Local Models

Local Models

Local Models is the cross-provider model management screen inside RealTimeX.

Open it from Settings > AI Providers > Local Model Management.

What this page is for

Use this page when you want one place to inspect and manage models across local backends.

The current product supports:

  • Ollama
  • LocalAI
  • LM Studio
  • llama.cpp
  • RealTimeX Local

This page is broader than RealTimeX Local, which focuses only on the managed built-in GGUF runtime.

Provider status

Each provider tab can appear as:

  • online
  • offline
  • unconfigured
  • loading

If a provider is unconfigured, RealTimeX expects you to finish its base URL or provider setup first in Settings > AI Providers > LLM, then return here.

What changes by provider

Not every provider supports the same actions.

In the current product:

  • Ollama and LocalAI are pull-oriented model registries
  • LM Studio mainly reflects models you already loaded inside LM Studio
  • llama.cpp reflects the running server and local GGUF files
  • RealTimeX Local uses the managed local models directory and built-in runtime

That means this page is best understood as one shell over several different local model ecosystems.

Common actions

Depending on the provider, the current UI can let you:

  • add or pull a new model
  • review installed model counts
  • inspect size, modified time, digests, and IDs
  • copy model identifiers
  • load a model
  • open model details
  • edit per-model settings
  • refresh or update metadata
  • repair incomplete models
  • delete models from local storage

Some actions are provider-specific, so a tab may expose fewer controls than another.

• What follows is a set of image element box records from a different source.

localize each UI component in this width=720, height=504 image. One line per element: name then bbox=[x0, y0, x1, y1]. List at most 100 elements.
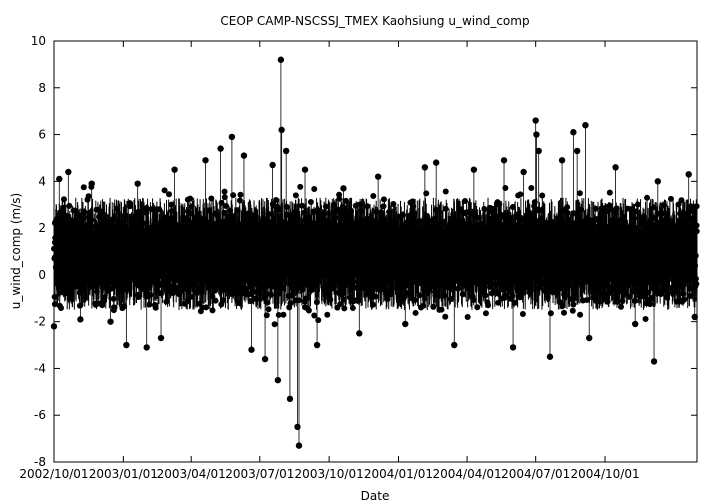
series-band-point bbox=[81, 208, 88, 215]
series-band-point bbox=[528, 220, 535, 227]
series-band-point bbox=[673, 298, 680, 305]
series-band-point bbox=[274, 204, 281, 211]
plot-area bbox=[50, 56, 700, 449]
series-band-point bbox=[589, 273, 596, 280]
series-band-point bbox=[652, 244, 659, 251]
series-band-point bbox=[142, 244, 149, 251]
series-band-point bbox=[688, 203, 695, 210]
series-band-point bbox=[150, 206, 157, 213]
series-band-point bbox=[570, 301, 577, 308]
series-band-point bbox=[523, 247, 530, 254]
series-band-point bbox=[678, 216, 685, 223]
series-band-point bbox=[482, 292, 489, 299]
series-band-point bbox=[538, 281, 545, 288]
series-band-point bbox=[108, 285, 115, 292]
series-band-point bbox=[536, 230, 543, 237]
series-band-point bbox=[159, 233, 166, 240]
series-band-point bbox=[474, 235, 481, 242]
series-band-point bbox=[196, 241, 203, 248]
series-band-point bbox=[637, 252, 644, 259]
series-band-point bbox=[512, 249, 519, 256]
series-band-point bbox=[415, 227, 422, 234]
y-tick-label: -6 bbox=[34, 408, 46, 422]
series-band-point bbox=[395, 281, 402, 288]
series-band-point bbox=[317, 245, 324, 252]
series-band-point bbox=[638, 266, 645, 273]
series-band-point bbox=[92, 301, 99, 308]
series-band-point bbox=[187, 210, 194, 217]
series-band-point bbox=[155, 240, 162, 247]
series-band-point bbox=[559, 240, 566, 247]
series-band-point bbox=[607, 271, 614, 278]
series-band-point bbox=[633, 208, 640, 215]
series-band-point bbox=[357, 201, 364, 208]
series-band-point bbox=[537, 273, 544, 280]
data-point bbox=[107, 318, 114, 325]
series-band-point bbox=[184, 215, 191, 222]
data-point bbox=[56, 175, 63, 183]
series-band-point bbox=[349, 305, 356, 312]
series-band-point bbox=[257, 284, 264, 291]
series-band-point bbox=[681, 296, 688, 303]
series-band-point bbox=[324, 311, 331, 318]
series-band-point bbox=[411, 266, 418, 273]
series-band-point bbox=[191, 242, 198, 249]
data-point bbox=[573, 147, 581, 155]
series-band-point bbox=[660, 248, 667, 255]
series-band-point bbox=[169, 256, 176, 263]
series-band-point bbox=[237, 191, 244, 198]
series-band-point bbox=[631, 249, 638, 256]
series-band-point bbox=[336, 195, 343, 202]
series-band-point bbox=[383, 234, 390, 241]
series-band-point bbox=[394, 260, 401, 267]
series-band-point bbox=[441, 292, 448, 299]
series-band-point bbox=[390, 225, 397, 232]
series-band-point bbox=[590, 224, 597, 231]
series-band-point bbox=[558, 274, 565, 281]
x-tick-label: 2003/01/01 bbox=[89, 467, 158, 481]
series-band-point bbox=[464, 241, 471, 248]
series-band-point bbox=[159, 265, 166, 272]
series-band-point bbox=[230, 192, 237, 199]
series-band-point bbox=[488, 208, 495, 215]
series-band-point bbox=[117, 284, 124, 291]
series-band-point bbox=[188, 203, 195, 210]
series-band-point bbox=[448, 233, 455, 240]
series-band-point bbox=[299, 286, 306, 293]
series-band-point bbox=[565, 258, 572, 265]
series-band-point bbox=[150, 254, 157, 261]
series-band-point bbox=[336, 226, 343, 233]
series-band-point bbox=[208, 279, 215, 286]
series-band-point bbox=[77, 248, 84, 255]
series-band-point bbox=[565, 246, 572, 253]
series-band-point bbox=[673, 253, 680, 260]
data-point bbox=[340, 185, 347, 192]
series-band-point bbox=[307, 199, 314, 205]
series-band-point bbox=[196, 226, 203, 233]
series-band-point bbox=[100, 254, 107, 261]
series-band-point bbox=[183, 266, 190, 273]
series-band-point bbox=[222, 264, 229, 271]
series-band-point bbox=[98, 278, 105, 284]
series-band-point bbox=[62, 243, 69, 250]
series-band-point bbox=[366, 251, 373, 258]
series-band-point bbox=[324, 232, 331, 239]
series-band-point bbox=[387, 291, 394, 298]
series-band-point bbox=[387, 239, 393, 246]
series-band-point bbox=[502, 184, 509, 191]
series-band-point bbox=[316, 240, 323, 247]
series-band-point bbox=[373, 259, 380, 266]
series-band-point bbox=[280, 311, 287, 318]
series-band-point bbox=[651, 214, 658, 221]
series-band-point bbox=[410, 203, 417, 210]
series-band-point bbox=[691, 252, 698, 259]
series-band-point bbox=[407, 247, 414, 254]
series-band-point bbox=[339, 291, 346, 298]
series-band-point bbox=[336, 232, 343, 239]
series-band-point bbox=[430, 224, 437, 231]
series-band-point bbox=[364, 203, 371, 210]
series-band-point bbox=[246, 240, 253, 247]
series-band-point bbox=[488, 265, 495, 272]
series-band-point bbox=[256, 289, 263, 296]
series-band-point bbox=[692, 275, 699, 282]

RealTimeX Local inside Local Models

The RealTimeX Local tab is where you manage the built-in GGUF inventory across the managed local models directory.

The current flow supports:

  • recommended model downloads
  • Hugging Face search
  • manual repository or file entry
  • default-model selection
  • load and warmup behavior
  • repair for incomplete artifacts

Use this tab when you want deeper inventory management than the simpler RealTimeX Local settings page.

Ollama and LocalAI

For Ollama and LocalAI, the current UI is oriented around pulling models by name or gallery ID.

Use these tabs when:

  • you already run one of those providers
  • you want RealTimeX to attach to that local model inventory
  • you prefer provider-native model management instead of the managed built-in runtime

LM Studio

LM Studio behaves differently from pull-based providers.

In the current app, the usual expectation is:

  • load a model inside LM Studio first
  • then return to Local Models to inspect it from RealTimeX

If the tab looks empty, it usually means LM Studio is not currently serving a loaded model to the instance.

llama.cpp

The llama.cpp tab is tied to the running llama.cpp server and its model directory.

The current UI can help you:

  • inspect the active model
  • review GGUF files on disk
  • download GGUF files from Hugging Face
  • understand when the model directory or server configuration is incomplete

If the server connection fails or no model directory is available, fix the llama.cpp runtime setup first, then return to the tab.

Model settings

Some providers expose a model settings modal with runtime tuning controls such as:

  • keep-alive time
  • temperature
  • context window size
  • max tokens
  • advanced sampling controls

These settings are useful when you want a model to stay warm longer or behave differently without changing the whole provider configuration.

Incomplete and repairable models

The current UI can flag unhealthy local models, including cases like:

  • missing multimodal projector files
  • missing split GGUF parts
  • partially downloaded artifacts

When a model is marked incomplete, repair it or remove and re-download it before using it in production workflows.

Typical workflow

  1. Configure the provider in Settings > AI Providers > LLM if needed.
  2. Open Settings > AI Providers > Local Model Management.
  3. Choose the provider tab you want to work with.
  4. Pull or download a model if none exist yet.
  5. Inspect details or adjust per-model settings if needed.
  6. Load the model where that provider supports explicit loading.
  7. Set the related provider as your active LLM in Settings > AI Providers > LLM.

When to use Local Models

  • Use it when you manage more than one local provider.
  • Use it when you need visibility into model files, digests, health, and provider-specific operations.
  • Use it when you want to troubleshoot why a local provider looks empty, offline, or incomplete.

For the managed built-in local path, see RealTimeX Local. For provider selection at the instance level, see Large Language Models.